Price doesn’t like the spotlight – “I don't want to seem like I’m bragging,” she said – but she’s willing to go public to help get more people involved.
She contends that she’s “not doing anything special” but merely “trying to treat people the way I want to be treated.”
That’s a rule she lives by. “It’s so important to me to treat – not just oncology patients, but – everyone I come across with care, kindness, love and respect,” she said. “The point is to do God's work in a way that He would want it done. I’m not a perfect Christian, but I'm a Christian, and I want to show God’s love to everyone I meet.”
Handmade and prayed over
Price never meets the people who receive the caps she makes, unless it’s by happenstance. All the caps she and the other volunteers make go to Messino Cancer Center, which handles distribution to patients in western North Carolina and to Novant Health Breast Center in Winston-Salem.
This year, Price took on the role of superintendent for the project Covers for Cancer.
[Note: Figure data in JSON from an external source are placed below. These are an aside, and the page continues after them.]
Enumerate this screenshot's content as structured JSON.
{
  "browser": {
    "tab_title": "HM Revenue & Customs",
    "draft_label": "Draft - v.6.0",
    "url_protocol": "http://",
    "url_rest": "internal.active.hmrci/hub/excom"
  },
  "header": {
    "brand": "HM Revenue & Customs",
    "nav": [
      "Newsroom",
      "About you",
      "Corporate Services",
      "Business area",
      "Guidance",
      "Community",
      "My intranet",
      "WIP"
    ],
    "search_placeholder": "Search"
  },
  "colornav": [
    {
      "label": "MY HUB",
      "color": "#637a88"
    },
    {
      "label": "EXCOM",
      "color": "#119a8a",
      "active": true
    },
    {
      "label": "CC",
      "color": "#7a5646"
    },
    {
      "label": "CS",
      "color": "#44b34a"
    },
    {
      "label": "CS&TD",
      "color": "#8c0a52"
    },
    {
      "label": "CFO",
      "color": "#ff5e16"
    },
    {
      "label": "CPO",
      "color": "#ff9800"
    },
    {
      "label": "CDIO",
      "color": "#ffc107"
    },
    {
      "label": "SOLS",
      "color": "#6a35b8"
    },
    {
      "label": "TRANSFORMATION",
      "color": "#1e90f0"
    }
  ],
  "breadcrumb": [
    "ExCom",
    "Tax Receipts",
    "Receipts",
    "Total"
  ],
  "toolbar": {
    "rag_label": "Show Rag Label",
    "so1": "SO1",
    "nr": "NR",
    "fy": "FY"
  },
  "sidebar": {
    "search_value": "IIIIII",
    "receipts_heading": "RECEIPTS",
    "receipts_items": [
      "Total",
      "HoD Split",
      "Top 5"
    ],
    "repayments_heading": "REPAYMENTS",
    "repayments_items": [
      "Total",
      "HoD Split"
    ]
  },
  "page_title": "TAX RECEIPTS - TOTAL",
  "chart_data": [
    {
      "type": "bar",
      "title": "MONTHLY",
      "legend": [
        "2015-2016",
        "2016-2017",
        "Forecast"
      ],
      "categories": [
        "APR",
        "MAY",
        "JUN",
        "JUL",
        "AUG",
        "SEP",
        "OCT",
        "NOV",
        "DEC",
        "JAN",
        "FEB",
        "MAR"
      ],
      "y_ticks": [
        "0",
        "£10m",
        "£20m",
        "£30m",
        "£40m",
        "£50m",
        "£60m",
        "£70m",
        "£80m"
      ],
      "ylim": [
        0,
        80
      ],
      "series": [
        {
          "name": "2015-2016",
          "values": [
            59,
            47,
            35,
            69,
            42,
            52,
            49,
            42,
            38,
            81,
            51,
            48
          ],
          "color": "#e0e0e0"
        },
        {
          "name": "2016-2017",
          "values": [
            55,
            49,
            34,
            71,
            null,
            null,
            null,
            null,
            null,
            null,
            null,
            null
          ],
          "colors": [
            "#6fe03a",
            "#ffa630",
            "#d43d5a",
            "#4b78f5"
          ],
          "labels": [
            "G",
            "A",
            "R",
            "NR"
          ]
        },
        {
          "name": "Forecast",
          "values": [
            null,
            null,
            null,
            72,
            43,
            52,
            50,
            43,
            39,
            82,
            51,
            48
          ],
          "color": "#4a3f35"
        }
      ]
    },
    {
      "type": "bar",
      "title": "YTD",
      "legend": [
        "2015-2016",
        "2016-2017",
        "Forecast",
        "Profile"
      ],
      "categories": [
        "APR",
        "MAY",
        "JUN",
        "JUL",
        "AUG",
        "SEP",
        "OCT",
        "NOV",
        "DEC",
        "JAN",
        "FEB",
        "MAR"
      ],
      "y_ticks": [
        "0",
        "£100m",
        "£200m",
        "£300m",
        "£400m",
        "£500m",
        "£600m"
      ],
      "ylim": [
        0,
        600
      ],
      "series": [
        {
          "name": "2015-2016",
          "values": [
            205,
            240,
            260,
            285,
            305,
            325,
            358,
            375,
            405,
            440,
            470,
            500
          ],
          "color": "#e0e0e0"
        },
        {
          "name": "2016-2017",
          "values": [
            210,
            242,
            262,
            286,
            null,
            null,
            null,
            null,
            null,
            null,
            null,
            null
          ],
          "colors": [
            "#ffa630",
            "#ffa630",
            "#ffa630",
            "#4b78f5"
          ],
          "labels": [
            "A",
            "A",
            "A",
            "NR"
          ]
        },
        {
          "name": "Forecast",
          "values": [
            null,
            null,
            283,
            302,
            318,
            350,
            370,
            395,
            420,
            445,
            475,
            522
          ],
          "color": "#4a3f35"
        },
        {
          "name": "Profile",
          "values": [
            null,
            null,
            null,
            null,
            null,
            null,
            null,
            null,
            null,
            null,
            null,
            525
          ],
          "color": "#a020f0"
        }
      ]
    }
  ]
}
In addition to making caps and blankets, she led publicity efforts, recruited volunteers and spent a week as a volunteer herself at the fair, where she helped set up and staff the booth.
The caps are made with love, but there’s something else special about them recipients won’t realize. “The day before the fair, we prayed over the covers and caps both for the people who made them and for the people who’d be receiving them,” she said.
Mary Moore, who founded Covers for Cancer, led the prayer. But her husband was sick with a respiratory illness that would soon take his life, and Moore was caring for him. “Since Mary couldn’t be with us, we called and put her on speaker phone to lead the prayer,” Price said. “There was not a dry eye among us.”